Der digitale Wandel bietet die Chance, wenn nicht sogar die Notwendigkeit für eine Renaissance der öffentlichen Kultur, die im öffentlich-rechtlichen Rundfunk beginnt und bei Forschungsdaten, Museen, Musik und Literatur noch nicht endet. Es geht um die Sicherung von Gemeingütern und nicht um ihre Verramschung. Erste Versuche wie die Europeana und die Deutsche Digitale Bibliothek sind lobenswert, aber marginal. Der Etat für den Aufbau der Deutschen Digitalen Bibliothek, in der die Inhalte von 30.000 deutschen Bibliotheken, Museen und Archiven vernetzt und zugänglich gemacht werden sollen, beträgt pro Jahr 2,6 Millionen Euro. Übrigens: Dieser Etat entspricht den Werbeeinnahmen, die Google in einer Stunde umsetzt, oder einem Viertel des Budgets, welches die ARD dem Vernehmen nach pro Jahr für Günter Jauchs Talkshow ausgibt.

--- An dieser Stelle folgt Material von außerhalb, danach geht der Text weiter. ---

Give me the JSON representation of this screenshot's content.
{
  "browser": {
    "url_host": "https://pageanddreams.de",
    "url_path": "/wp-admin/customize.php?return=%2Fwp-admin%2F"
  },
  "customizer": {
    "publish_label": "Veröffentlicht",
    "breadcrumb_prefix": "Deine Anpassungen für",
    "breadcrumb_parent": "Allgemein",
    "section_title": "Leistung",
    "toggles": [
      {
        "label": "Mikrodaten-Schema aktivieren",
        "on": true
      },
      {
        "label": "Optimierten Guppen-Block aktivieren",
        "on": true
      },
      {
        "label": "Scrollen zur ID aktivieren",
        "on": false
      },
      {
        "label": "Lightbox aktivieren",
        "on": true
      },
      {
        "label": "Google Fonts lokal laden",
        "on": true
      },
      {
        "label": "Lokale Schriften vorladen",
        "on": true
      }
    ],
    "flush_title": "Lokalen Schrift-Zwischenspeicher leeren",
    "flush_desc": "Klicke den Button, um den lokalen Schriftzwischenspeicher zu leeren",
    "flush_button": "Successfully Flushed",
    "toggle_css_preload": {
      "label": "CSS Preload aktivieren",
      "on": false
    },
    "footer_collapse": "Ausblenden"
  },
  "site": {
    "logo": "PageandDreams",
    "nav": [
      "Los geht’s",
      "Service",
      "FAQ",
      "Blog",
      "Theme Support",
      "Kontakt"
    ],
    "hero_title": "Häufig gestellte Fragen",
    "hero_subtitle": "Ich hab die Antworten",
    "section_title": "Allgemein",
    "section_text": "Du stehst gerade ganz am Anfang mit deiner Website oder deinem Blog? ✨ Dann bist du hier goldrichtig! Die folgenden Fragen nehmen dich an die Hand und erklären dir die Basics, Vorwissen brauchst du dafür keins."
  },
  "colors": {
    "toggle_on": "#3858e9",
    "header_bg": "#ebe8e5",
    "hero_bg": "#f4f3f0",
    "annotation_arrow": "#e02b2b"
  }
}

Teil II: Die gesellschaftlichen Akteure im digitalen Wandel
Werfen Sie mit mir einen Blick auf die gesellschaftlichen Akteure, die an der Debatte über den digitalen Wandel beteiligt sind.
Der digitale Wandel hat inzwischen die allermeisten gesellschaftlichen Bereiche erfasst. Die Geschäfte von Musikindustrie und Buchhandel, die Arbeit der Journalistin und des Politikers, die Anbahnung von Partnerschaften und sogar unser Verständnis des Wortes „Freund“. Aber eine für unsere Gesellschaft ganz entscheidende Sphäre beginnt gerade erst, den digitalen Wandel zu erfassen bzw. von ihm erfasst zu werden: der Bildungsbereich. Erlauben Sie mir darum bitte einen kurzen Exkurs in eigener Sache:
Die politische Bildung ist vom digitalen Wandel gleich in dreifacher Hinsicht betroffen:
1. Auch wir suchen Wege, der sich verändernden Kultur der Mediennutzung zu begegnen.
Wie sehen unsere Publikationen und unsere Veranstaltungen in Zukunft aus? Werden wir vom Produktherausgeber zum Serviceanbieter? Steht statt reinen Informationsangeboten künftig mehr Interaktion im Mittelpunkt? Wie gestalten wir das Verhältnis zu unseren Zielgruppen, wenn sie nicht mehr nur Kunden, sondern Mitwirkende sein können? Hinter all dem erproben wir uns an der Frage: „Wie wollen wir die Kommunikationsräume unserer Gesellschaft gestalten?“
Die Bundeszentrale für politische Bildung/bpb ist auf Facebook und Twitter aktiv. Nicht, weil wir Facebook für ein besonders unterstützenswertes Unternehmen halten. Aber die politische Bildung beansprucht für sich, zu den Menschen zu kommen, sich mitten im Leben abzuspielen. Und das Leben findet nun mal für deutlich mehr Menschen auf Facebook statt, als in Tagungshäusern und Seminarräumen, im Rathaus oder auch im politischen Feuilleton. Neben der Nutzung der derzeit vorherrschenden Netzwerke kommt es darauf an, dass wir unsere eigenen solitären Angebote zu attraktiven Plattformen für Debatten, Beteiligungen und sozialen Aktivitäten ausbauen. Wir können dabei mit offenen Standards, mit klarem Daten- und Persönlichkeitsschutz, mit Transparenz und demokratischer Kontrolle wirkliche soziale Medien schaffen.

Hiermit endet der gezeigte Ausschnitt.